Los guardias reales le reconocieron de inmediato. No necesitó mostrar sello alguno ni dar explicaciones. Su túnica de tonos neutros, su andar contenido, la mirada algo ausente: seguía siendo Dyan Halvest, Archimago del Reino, aunque ese título ya comenzara a pesarle como un lastre.

—Su Majestad aún no está lista para recibirlo, Archimago —dijo con cortesía el mayordomo, inclinando apenas la cabeza—. Si desea esperar en el ala de los jardines de invierno…

—No. Prefiero visitar a la Reina Silvania —respondió él con voz tranquila, aunque el eco de sus palabras en el amplio vestíbulo pareció acusarlo de buscar refugio.

El mayordomo parpadeó, asintió, y sin añadir palabra, hizo una seña para que uno de los pajes lo escoltara.

El palacio estaba en calma, pero no en silencio.

Los mármoles pulidos reflejaban la luz que entraba desde los altos ventanales, y una sinfonía lejana —cuerda, flauta y clavicémbalo— viajaba desde algún rincón donde los músicos ensayaban para una cena oficial. El aroma a cera de abeja y lavanda lo acompañaba por los corredores, junto con los susurros de doncellas y el paso apresurado de sirvientes con telas finas y bandejas cubiertas. Dyan no encajaba en ese mundo, y lo sabía. Nunca lo hizo. Era un huésped recurrente, pero jamás un habitante real de esa esfera dorada. Había tenido la oportunidad… pero la dejó pasar.

Silvania.

La Reina Emérita vivía en una de las alas menos transitadas del palacio, rodeada de jardines que ella misma cuidaba con la obstinación de quien, habiendo sobrevivido a muchas guerras, decide librar las últimas con flores.

—Dyan… —murmuró Silvania al verlo aparecer en la galería acristalada, su voz dulce como el otoño—. Estás más delgado.

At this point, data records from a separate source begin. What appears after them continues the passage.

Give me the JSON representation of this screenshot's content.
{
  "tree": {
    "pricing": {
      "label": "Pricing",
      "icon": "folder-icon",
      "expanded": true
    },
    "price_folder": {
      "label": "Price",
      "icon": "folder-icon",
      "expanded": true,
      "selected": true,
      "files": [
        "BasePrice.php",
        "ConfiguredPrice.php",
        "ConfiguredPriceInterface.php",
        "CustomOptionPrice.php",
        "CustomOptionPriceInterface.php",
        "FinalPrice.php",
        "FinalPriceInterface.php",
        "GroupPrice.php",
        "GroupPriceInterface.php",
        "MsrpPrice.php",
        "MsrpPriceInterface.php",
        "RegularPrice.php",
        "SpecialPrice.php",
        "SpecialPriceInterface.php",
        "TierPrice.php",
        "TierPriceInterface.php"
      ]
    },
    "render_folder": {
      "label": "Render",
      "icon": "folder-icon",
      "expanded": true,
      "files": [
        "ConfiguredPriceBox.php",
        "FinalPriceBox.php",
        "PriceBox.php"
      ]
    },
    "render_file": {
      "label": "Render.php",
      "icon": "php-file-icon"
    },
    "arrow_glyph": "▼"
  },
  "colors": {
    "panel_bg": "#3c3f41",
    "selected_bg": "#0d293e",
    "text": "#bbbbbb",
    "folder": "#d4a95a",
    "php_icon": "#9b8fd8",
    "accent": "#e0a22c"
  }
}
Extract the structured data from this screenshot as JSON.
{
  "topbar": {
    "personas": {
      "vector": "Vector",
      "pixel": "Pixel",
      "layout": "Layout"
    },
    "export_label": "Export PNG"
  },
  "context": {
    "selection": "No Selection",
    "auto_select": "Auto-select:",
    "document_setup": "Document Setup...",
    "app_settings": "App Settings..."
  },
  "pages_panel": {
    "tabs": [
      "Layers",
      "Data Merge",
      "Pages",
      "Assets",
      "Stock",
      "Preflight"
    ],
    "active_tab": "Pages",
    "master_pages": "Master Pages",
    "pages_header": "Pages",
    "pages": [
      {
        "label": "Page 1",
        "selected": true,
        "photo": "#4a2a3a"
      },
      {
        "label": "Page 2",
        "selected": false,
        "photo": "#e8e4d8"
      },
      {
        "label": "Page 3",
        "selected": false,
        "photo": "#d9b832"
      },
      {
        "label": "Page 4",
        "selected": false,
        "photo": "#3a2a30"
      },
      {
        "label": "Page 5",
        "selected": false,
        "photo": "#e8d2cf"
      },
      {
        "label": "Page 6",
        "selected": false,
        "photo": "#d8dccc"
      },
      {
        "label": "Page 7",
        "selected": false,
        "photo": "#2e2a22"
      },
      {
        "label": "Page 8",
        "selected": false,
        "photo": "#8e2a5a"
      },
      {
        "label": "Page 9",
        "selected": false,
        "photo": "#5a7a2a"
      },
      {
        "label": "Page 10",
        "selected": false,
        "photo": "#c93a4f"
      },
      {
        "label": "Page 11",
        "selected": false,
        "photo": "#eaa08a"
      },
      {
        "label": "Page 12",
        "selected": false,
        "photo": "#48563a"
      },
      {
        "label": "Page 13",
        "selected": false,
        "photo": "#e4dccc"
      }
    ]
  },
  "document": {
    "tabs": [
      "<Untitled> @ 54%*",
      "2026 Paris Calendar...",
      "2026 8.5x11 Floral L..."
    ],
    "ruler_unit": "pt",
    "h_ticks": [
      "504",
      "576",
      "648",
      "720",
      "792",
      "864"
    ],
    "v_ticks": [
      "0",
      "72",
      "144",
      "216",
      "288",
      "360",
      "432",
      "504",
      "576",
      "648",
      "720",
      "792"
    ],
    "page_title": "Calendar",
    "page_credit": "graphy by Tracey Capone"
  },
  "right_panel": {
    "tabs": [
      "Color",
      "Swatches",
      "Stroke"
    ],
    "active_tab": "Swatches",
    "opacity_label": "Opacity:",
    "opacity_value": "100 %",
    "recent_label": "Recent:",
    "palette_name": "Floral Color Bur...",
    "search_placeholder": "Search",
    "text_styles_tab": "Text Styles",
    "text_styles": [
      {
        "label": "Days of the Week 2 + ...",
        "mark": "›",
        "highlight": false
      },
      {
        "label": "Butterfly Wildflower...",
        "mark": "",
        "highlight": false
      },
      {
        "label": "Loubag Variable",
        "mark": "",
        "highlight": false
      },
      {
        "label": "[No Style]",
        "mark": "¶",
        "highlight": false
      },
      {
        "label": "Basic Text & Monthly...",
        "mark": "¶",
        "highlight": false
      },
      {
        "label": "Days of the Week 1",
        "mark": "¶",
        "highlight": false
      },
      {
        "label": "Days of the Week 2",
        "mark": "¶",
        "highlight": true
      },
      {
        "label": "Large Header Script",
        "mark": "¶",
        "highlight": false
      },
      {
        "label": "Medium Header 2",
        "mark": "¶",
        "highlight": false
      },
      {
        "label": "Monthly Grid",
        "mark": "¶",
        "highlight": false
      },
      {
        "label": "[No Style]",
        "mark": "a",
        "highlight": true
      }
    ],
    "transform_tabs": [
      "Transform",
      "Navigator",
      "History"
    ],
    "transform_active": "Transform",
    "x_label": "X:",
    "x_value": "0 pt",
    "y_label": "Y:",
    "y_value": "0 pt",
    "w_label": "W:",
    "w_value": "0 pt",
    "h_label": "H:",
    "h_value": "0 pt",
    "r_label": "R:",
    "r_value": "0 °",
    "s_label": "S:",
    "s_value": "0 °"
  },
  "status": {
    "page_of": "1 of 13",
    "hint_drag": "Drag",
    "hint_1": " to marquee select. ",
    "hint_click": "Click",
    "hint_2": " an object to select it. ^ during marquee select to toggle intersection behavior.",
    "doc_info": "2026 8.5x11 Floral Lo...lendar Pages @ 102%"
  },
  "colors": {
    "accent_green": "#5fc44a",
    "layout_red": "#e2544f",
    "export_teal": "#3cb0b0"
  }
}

Ella estaba sentada en una silla baja de mimbre, envuelta en una capa azul noche con bordados de oro viejo. El cabello canoso, recogido con gracia. En su regazo, un libro cerrado. A su lado, una pequeña tetera humeaba sobre una mesita de mármol.

Dyan sonrió y se inclinó brevemente.

—Majestad.

—Oh, por favor. Aquí, entre jazmines y ruiseñores, ya no hay majestades —dijo ella con una risa suave—. Solo viejas con demasiado tiempo y demasiados recuerdos. ¿Vas a sentarte o pretendes anunciarme tu retiro de pie?

Dyan se detuvo, sorprendido. Luego rió, con amargura y afecto mezclados.

—¿Cómo lo supiste?

—Porque eres pésimo ocultando lo que sientes a los ojos de quienes te conocen. Lo heredaste de Edictus. Y porque sé que hoy venías a ver a Eleanor… con noticias que cambiarán cosas.

Él se sentó sin decir nada. El cristal empañado por la mañana fría dejaba ver los árboles mecidos por el viento. Afuera, el mundo seguía. Adentro, el tiempo parecía haberse detenido solo para esa conversación.

—Te quiere, ¿sabes? —dijo Silvania sin rodeos—. Eleanor. No de la manera infantil en que las muchachas sueñan con héroes, sino con esa clase de amor que uno guarda en la caja más profunda, la que no se abre nunca. Porque una vez la abres… ya nada vuelve a ser igual.

Dyan bajó la mirada. Cuántas veces había sentido el peso de eso. La cercanía, la ternura en las cartas, en los silencios compartidos… y sin embargo, siempre eligió alejarse. Por miedo, por deber, por sentir que no tenía derecho a algo tan humano.